Raw Cacao Powder Timurasa Indonesia
Studi Ungkapkan Cokelat Dapat Mengurangi Risiko Penyakit Jantung
Cokelat menjadi makanan yang banyak dicari saat mendekati Hari Valentine atau Hari Kasih Sayang. Studi menunjukkan bahwa mengonsumsi lebih banyak flavonoid, yang terdapat dalam cokelat, dapat dikaitkan dengan penurunan risiko penyakit jantung koroner.
Sebagian besar cokelat dikelompokkan ke dalam salah satu dari tiga jenis: cokelat susu, cokelat hitam, atau cokelat putih. Tingkat kehitaman cokelat ditentukan oleh jumlah padatan kakao yang berasal dari biji kakao, yang dicampur dengan mentega kakao dan gula.

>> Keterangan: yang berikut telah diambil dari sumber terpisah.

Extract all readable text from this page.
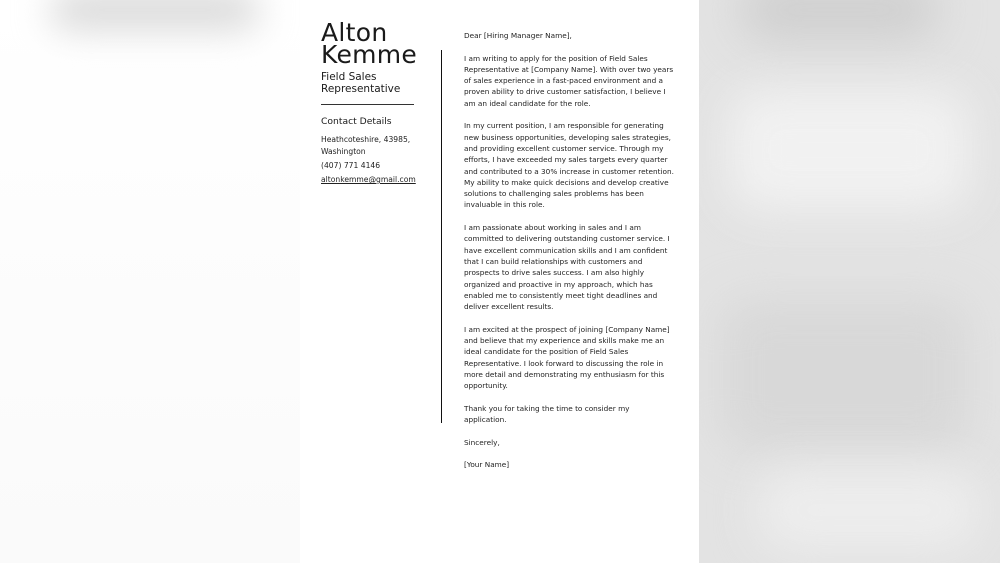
Alton
Kemme
Field Sales Representative
Contact Details
Heathcoteshire, 43985, Washington
(407) 771 4146
altonkemme@gmail.com

Dear [Hiring Manager Name],

I am writing to apply for the position of Field Sales Representative at [Company Name]. With over two years of sales experience in a fast-paced environment and a proven ability to drive customer satisfaction, I believe I am an ideal candidate for the role.

In my current position, I am responsible for generating new business opportunities, developing sales strategies, and providing excellent customer service. Through my efforts, I have exceeded my sales targets every quarter and contributed to a 30% increase in customer retention. My ability to make quick decisions and develop creative solutions to challenging sales problems has been invaluable in this role.

I am passionate about working in sales and I am committed to delivering outstanding customer service. I have excellent communication skills and I am confident that I can build relationships with customers and prospects to drive sales success. I am also highly organized and proactive in my approach, which has enabled me to consistently meet tight deadlines and deliver excellent results.

I am excited at the prospect of joining [Company Name] and believe that my experience and skills make me an ideal candidate for the position of Field Sales Representative. I look forward to discussing the role in more detail and demonstrating my enthusiasm for this opportunity.

Thank you for taking the time to consider my application.

Sincerely,

[Your Name]
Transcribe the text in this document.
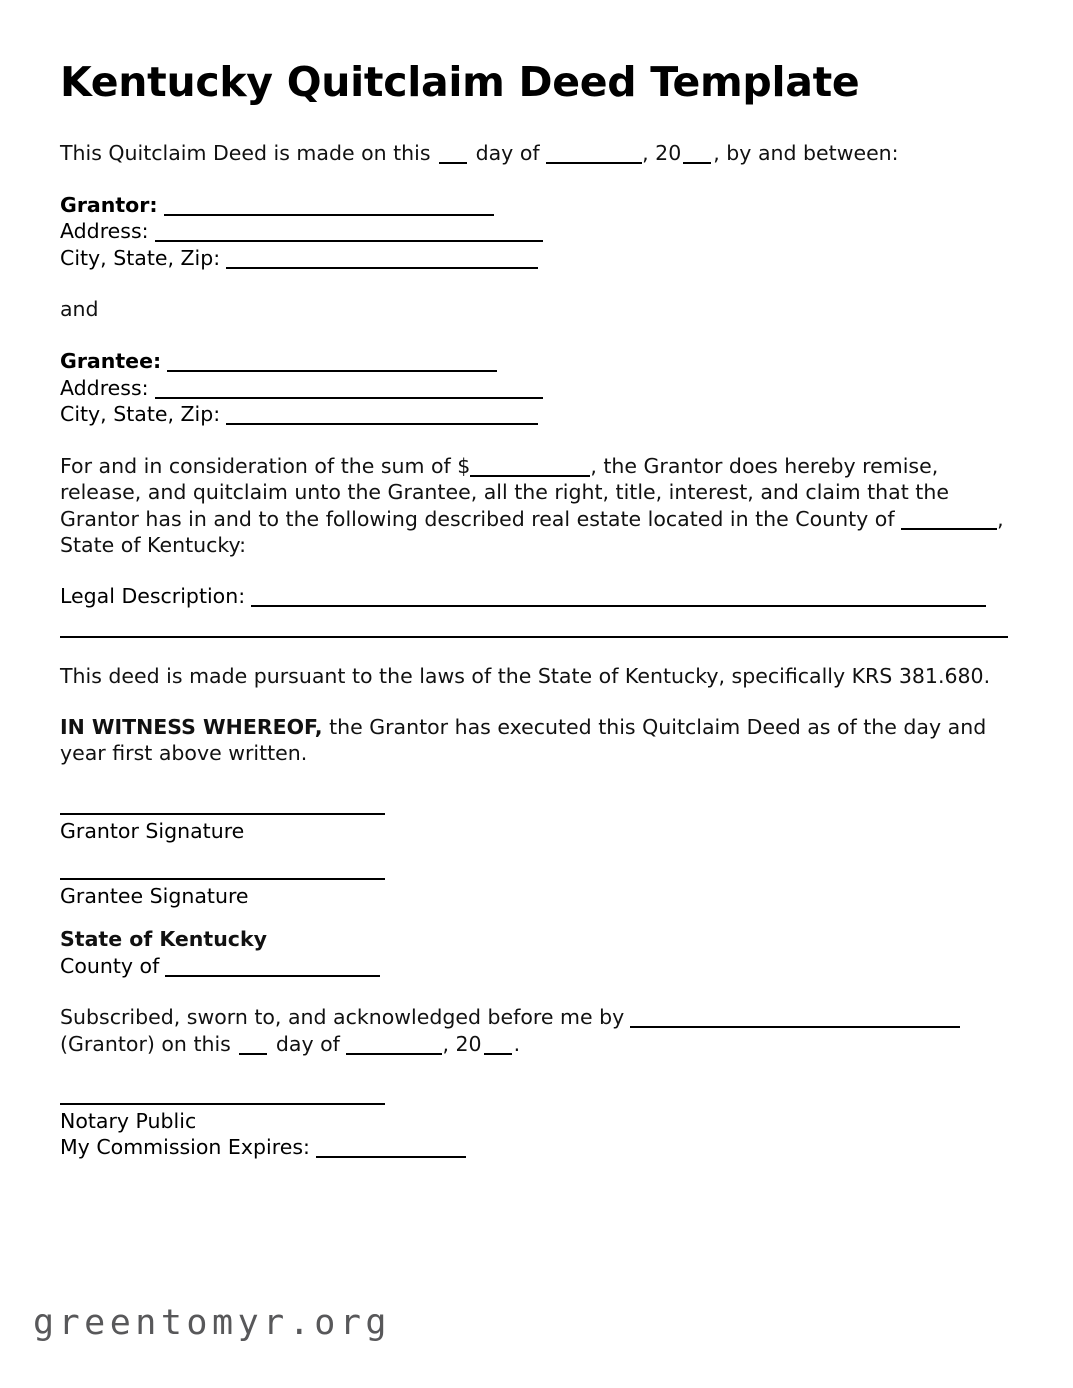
Kentucky Quitclaim Deed Template

This Quitclaim Deed is made on this day of	, 20 , by and between:

Grantor:
Address:
City, State, Zip:

and

Grantee:
Address:
City, State, Zip:

For and in consideration of the sum of $	, the Grantor does hereby remise, release, and quitclaim unto the Grantee, all the right, title, interest, and claim that the Grantor has in and to the following described real estate located in the County of	, State of Kentucky:

Legal Description:

This deed is made pursuant to the laws of the State of Kentucky, specifically KRS 381.680.

IN WITNESS WHEREOF, the Grantor has executed this Quitclaim Deed as of the day and year first above written.

Grantor Signature
Grantee Signature

State of Kentucky

County of

Subscribed, sworn to, and acknowledged before me by
(Grantor) on this day of	, 20 .

Notary Public
My Commission Expires:
greentomyr.org
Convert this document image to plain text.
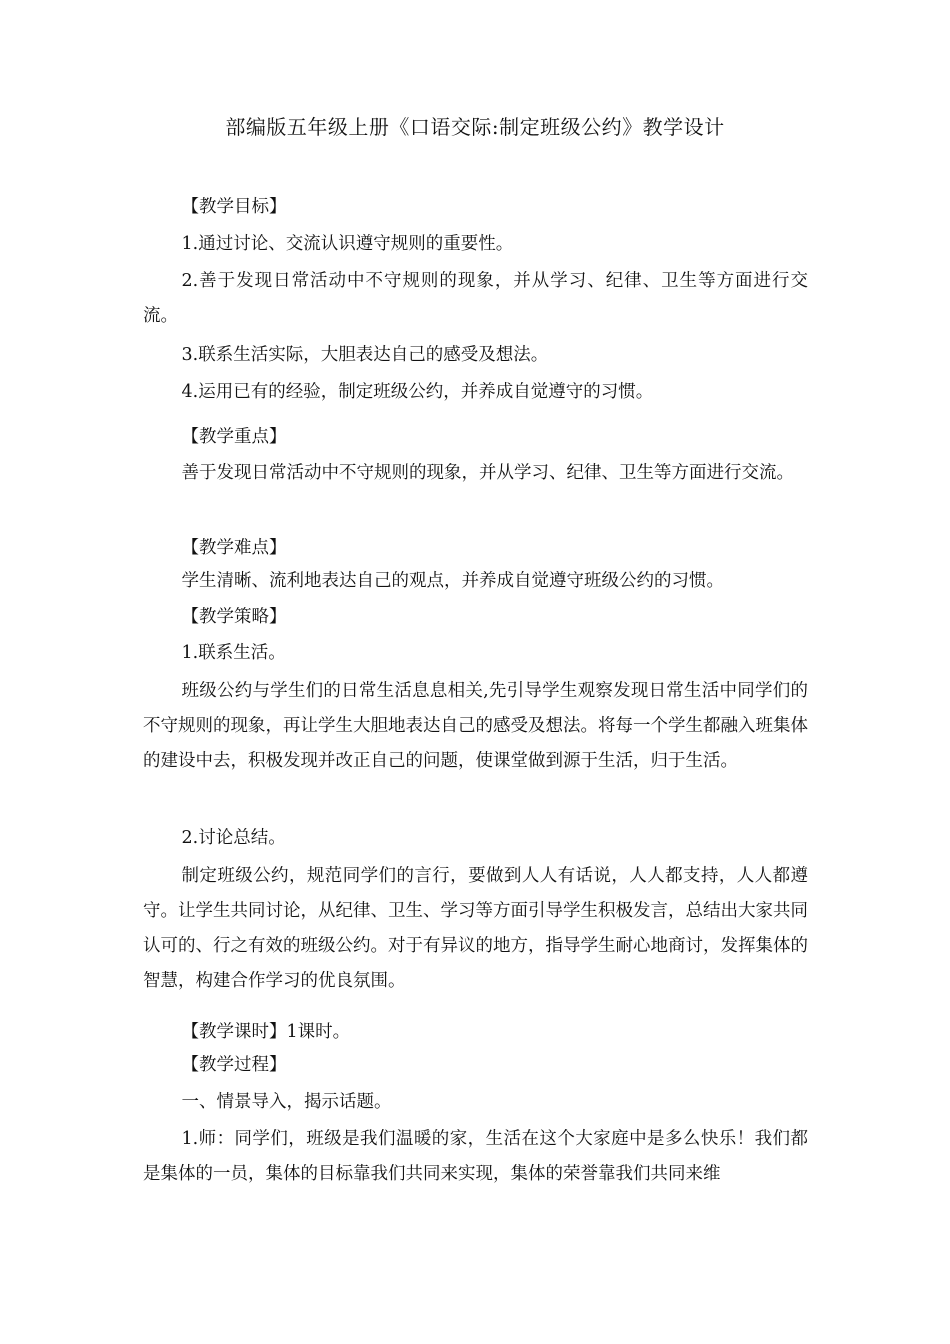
部编版五年级上册《口语交际:制定班级公约》教学设计
【教学目标】
1.通过讨论、交流认识遵守规则的重要性。
2.善于发现日常活动中不守规则的现象，并从学习、纪律、卫生等方面进行交流。
3.联系生活实际，大胆表达自己的感受及想法。
4.运用已有的经验，制定班级公约，并养成自觉遵守的习惯。
【教学重点】
善于发现日常活动中不守规则的现象，并从学习、纪律、卫生等方面进行交流。
【教学难点】
学生清晰、流利地表达自己的观点，并养成自觉遵守班级公约的习惯。
【教学策略】
1.联系生活。
班级公约与学生们的日常生活息息相关,先引导学生观察发现日常生活中同学们的不守规则的现象，再让学生大胆地表达自己的感受及想法。将每一个学生都融入班集体的建设中去，积极发现并改正自己的问题，使课堂做到源于生活，归于生活。
2.讨论总结。
制定班级公约，规范同学们的言行，要做到人人有话说，人人都支持，人人都遵守。让学生共同讨论，从纪律、卫生、学习等方面引导学生积极发言，总结出大家共同认可的、行之有效的班级公约。对于有异议的地方，指导学生耐心地商讨，发挥集体的智慧，构建合作学习的优良氛围。
【教学课时】1课时。
【教学过程】
一、情景导入，揭示话题。
1.师：同学们，班级是我们温暖的家，生活在这个大家庭中是多么快乐！我们都是集体的一员，集体的目标靠我们共同来实现，集体的荣誉靠我们共同来维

Cokelat susu, yang paling digemari di Amerika, umumnya mengandung sekitar 10 persen cairan kakao – yaitu pasta yang dihasilkan dari biji kakao yang digiling, dipanggang, dikupas, dan difermentasi, yang terdiri dari padatan kakao tanpa lemak dan mentega kakao – sementara cokelat hitam mengandung minimal 35 persen cairan kakao. Untuk mengetahui jumlah cairan kakao dalam cokelat hitam, pembeli dapat melihat angka "persen kakao" yang tertera pada label. Kakao merupakan bentuk cokelat yang masih mentah, sedangkan kakao adalah hasil pemanasan dari kakao tersebut.
Cokelat putih hanya mengandung mentega kakao – tanpa adanya padatan kakao – yang dicampur dengan gula dan bahan-bahan lain. (Bagi banyak orang, cokelat putih bahkan tidak dianggap sebagai cokelat sejati.)
Sebatang cokelat hitam standar dengan kandungan kakao 70 hingga 85 persen mengandung sekitar 600 kalori dan 24 gram gula, berdasarkan data nutrisi dari Departemen Pertanian AS. Cokelat susu memiliki jumlah kalori yang hampir sama, tetapi kandungan gulanya dua kali lipat lebih tinggi.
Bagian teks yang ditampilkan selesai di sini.